Prior to this change LLVM would happily elide a call to any allocation
function and a call to any free function operating on the same unused
pointer. This can cause problems in some obscure cases, for example if
the body of operator::new can be inlined but the body of
operator::delete can't, as in this example from jyknight:
#include <stdlib.h>
#include <stdio.h>
int allocs = 0;
void *operator new(size_t n) {
allocs++;
void *mem = malloc(n);
if (!mem) abort();
return mem;
}
__attribute__((noinline)) void operator delete(void *mem) noexcept {
allocs--;
free(mem);
}
void deleteit(int*i) { delete i; }
int main() {
int*i = new int;
deleteit(i);
if (allocs != 0)
printf("MEMORY LEAK! allocs: %d\n", allocs);
}This patch addresses the issue by introducing the concept of an
allocator function family and uses it to make sure that alloc/free
function pairs are only removed if they're in the same family.

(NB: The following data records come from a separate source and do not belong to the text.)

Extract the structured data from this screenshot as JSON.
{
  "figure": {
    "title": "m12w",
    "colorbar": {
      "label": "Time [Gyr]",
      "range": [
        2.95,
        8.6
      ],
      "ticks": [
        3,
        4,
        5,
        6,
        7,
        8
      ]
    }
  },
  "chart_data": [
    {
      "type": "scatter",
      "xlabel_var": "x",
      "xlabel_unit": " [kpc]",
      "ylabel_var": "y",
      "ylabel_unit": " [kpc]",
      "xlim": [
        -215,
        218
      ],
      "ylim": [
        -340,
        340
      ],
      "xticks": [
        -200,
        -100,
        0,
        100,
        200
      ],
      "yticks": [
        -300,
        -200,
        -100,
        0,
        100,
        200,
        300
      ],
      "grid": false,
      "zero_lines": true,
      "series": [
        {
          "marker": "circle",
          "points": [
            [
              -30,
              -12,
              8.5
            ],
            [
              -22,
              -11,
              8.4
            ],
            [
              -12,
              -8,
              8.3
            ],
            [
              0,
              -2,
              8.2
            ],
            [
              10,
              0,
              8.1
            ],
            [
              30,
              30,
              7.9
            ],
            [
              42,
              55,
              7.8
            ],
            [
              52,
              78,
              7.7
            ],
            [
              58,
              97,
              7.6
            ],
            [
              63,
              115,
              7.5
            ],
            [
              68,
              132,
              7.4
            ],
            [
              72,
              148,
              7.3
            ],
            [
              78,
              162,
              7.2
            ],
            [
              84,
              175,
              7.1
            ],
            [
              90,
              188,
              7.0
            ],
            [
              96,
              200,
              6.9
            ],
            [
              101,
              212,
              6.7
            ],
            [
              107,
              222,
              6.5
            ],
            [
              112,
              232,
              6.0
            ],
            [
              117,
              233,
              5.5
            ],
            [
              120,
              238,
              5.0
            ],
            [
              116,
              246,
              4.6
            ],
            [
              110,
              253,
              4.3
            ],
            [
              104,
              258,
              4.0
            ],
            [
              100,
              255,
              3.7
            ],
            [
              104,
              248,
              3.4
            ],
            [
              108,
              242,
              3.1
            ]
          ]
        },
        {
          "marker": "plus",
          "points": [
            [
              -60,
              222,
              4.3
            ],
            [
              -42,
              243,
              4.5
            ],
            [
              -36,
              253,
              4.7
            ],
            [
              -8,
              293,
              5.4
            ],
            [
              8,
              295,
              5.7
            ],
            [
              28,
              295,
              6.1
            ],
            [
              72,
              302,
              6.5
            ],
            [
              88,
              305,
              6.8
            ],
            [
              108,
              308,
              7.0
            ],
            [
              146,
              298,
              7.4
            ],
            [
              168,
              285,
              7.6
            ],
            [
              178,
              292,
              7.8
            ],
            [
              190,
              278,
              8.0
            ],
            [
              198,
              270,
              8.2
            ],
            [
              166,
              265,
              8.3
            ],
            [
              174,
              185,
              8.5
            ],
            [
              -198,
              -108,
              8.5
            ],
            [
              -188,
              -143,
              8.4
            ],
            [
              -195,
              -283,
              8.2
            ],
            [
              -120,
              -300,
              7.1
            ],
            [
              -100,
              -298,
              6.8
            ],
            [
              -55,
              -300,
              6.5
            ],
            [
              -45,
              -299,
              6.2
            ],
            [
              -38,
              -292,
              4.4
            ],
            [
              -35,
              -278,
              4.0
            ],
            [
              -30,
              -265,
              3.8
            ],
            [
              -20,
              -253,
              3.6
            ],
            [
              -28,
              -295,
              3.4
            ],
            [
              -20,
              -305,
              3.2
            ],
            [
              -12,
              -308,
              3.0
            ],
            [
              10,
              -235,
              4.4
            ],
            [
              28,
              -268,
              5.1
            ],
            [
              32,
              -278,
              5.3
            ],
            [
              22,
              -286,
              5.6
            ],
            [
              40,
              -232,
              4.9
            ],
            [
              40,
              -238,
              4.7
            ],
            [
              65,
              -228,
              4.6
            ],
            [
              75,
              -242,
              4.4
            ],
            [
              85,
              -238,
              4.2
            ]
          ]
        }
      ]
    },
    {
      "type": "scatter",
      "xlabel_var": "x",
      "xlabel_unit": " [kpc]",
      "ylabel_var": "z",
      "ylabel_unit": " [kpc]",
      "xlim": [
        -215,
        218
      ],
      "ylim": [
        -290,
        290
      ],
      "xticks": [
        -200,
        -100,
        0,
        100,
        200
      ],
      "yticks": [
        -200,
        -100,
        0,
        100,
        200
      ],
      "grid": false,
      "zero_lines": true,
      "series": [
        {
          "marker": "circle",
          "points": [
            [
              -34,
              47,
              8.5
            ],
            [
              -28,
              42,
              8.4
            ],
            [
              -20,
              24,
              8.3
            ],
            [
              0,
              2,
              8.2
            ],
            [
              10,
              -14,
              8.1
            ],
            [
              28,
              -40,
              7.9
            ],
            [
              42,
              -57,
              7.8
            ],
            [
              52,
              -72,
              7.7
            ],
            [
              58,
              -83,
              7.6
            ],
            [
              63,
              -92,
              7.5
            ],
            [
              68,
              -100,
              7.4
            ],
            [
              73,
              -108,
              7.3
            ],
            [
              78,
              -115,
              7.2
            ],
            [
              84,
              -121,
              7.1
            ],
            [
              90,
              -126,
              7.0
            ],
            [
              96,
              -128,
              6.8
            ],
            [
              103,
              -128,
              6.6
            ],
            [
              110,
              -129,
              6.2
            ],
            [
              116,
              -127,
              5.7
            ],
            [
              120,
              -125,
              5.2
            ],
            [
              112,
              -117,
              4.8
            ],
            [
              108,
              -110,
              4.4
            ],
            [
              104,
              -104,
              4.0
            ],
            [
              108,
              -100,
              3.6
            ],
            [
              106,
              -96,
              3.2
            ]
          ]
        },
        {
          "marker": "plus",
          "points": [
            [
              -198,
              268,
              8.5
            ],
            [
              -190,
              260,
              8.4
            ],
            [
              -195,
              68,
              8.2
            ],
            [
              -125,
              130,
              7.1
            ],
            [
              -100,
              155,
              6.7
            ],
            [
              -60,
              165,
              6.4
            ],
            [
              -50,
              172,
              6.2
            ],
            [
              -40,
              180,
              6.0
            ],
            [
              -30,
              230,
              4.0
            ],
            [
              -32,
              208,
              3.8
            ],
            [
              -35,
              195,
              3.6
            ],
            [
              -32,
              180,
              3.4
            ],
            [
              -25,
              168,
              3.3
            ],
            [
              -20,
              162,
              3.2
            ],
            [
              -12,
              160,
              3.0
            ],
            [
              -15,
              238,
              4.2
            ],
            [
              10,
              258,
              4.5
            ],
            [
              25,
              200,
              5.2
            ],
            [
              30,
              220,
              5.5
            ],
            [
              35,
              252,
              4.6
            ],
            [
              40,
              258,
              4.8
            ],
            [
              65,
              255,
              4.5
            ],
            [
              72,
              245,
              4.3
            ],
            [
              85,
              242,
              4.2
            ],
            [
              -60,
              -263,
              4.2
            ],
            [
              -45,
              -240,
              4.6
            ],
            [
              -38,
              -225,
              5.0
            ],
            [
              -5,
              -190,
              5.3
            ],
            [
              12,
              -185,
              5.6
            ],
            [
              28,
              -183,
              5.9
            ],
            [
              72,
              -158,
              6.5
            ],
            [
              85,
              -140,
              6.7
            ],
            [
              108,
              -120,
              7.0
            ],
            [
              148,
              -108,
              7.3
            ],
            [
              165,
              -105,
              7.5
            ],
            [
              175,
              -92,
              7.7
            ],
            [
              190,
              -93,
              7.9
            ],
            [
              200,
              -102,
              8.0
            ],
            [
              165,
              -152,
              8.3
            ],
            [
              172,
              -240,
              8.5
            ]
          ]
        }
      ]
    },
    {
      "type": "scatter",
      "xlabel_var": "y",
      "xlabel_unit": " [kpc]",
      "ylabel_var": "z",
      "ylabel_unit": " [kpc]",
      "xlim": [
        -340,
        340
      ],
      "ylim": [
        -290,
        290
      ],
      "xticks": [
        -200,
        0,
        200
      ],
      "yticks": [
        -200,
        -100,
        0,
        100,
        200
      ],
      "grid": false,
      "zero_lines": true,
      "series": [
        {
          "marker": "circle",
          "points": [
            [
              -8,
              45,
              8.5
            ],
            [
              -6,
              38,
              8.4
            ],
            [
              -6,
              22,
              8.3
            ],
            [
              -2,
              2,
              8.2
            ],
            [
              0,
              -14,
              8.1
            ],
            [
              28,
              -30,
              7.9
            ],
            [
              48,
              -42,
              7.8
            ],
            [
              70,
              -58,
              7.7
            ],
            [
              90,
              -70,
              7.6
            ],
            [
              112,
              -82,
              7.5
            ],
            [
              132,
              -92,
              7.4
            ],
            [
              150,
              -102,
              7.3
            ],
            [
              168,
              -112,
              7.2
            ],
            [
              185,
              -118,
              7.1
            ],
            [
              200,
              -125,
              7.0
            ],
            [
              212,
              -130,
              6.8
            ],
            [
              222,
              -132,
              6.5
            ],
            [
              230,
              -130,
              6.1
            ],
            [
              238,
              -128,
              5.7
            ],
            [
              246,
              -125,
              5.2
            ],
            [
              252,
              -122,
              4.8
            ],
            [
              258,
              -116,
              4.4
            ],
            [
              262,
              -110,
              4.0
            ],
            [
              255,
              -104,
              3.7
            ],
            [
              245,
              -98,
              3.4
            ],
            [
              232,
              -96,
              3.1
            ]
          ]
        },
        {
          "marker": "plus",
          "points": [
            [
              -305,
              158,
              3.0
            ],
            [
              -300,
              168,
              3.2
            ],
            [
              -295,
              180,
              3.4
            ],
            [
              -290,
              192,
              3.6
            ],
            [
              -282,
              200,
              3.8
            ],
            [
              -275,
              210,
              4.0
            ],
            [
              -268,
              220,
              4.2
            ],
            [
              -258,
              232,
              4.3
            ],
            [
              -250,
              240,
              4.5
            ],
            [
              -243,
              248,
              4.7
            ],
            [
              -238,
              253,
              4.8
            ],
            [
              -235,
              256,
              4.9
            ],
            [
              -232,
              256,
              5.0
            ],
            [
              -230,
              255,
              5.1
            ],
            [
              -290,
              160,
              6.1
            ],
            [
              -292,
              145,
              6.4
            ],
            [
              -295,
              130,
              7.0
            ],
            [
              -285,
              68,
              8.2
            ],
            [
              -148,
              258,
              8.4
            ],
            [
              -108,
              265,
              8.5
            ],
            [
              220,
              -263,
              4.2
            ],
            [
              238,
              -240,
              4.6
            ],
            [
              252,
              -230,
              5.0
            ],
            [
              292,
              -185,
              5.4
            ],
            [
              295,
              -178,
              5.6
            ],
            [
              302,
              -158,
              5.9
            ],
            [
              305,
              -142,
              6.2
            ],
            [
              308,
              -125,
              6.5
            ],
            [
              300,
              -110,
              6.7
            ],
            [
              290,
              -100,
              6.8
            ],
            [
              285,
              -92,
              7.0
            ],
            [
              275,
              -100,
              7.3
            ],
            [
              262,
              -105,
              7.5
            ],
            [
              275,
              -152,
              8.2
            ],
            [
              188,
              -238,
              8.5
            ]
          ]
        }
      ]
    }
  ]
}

Please add an implementation private enum for the known families and translate to a StringRef immediately before return in the public accessor.
This will cut out a full family of "oops I mistyped that name" bugs in the table.
This will be less important if we ever move to a full frontend annotation model, but as a stepping stone, it's an important code quality detail.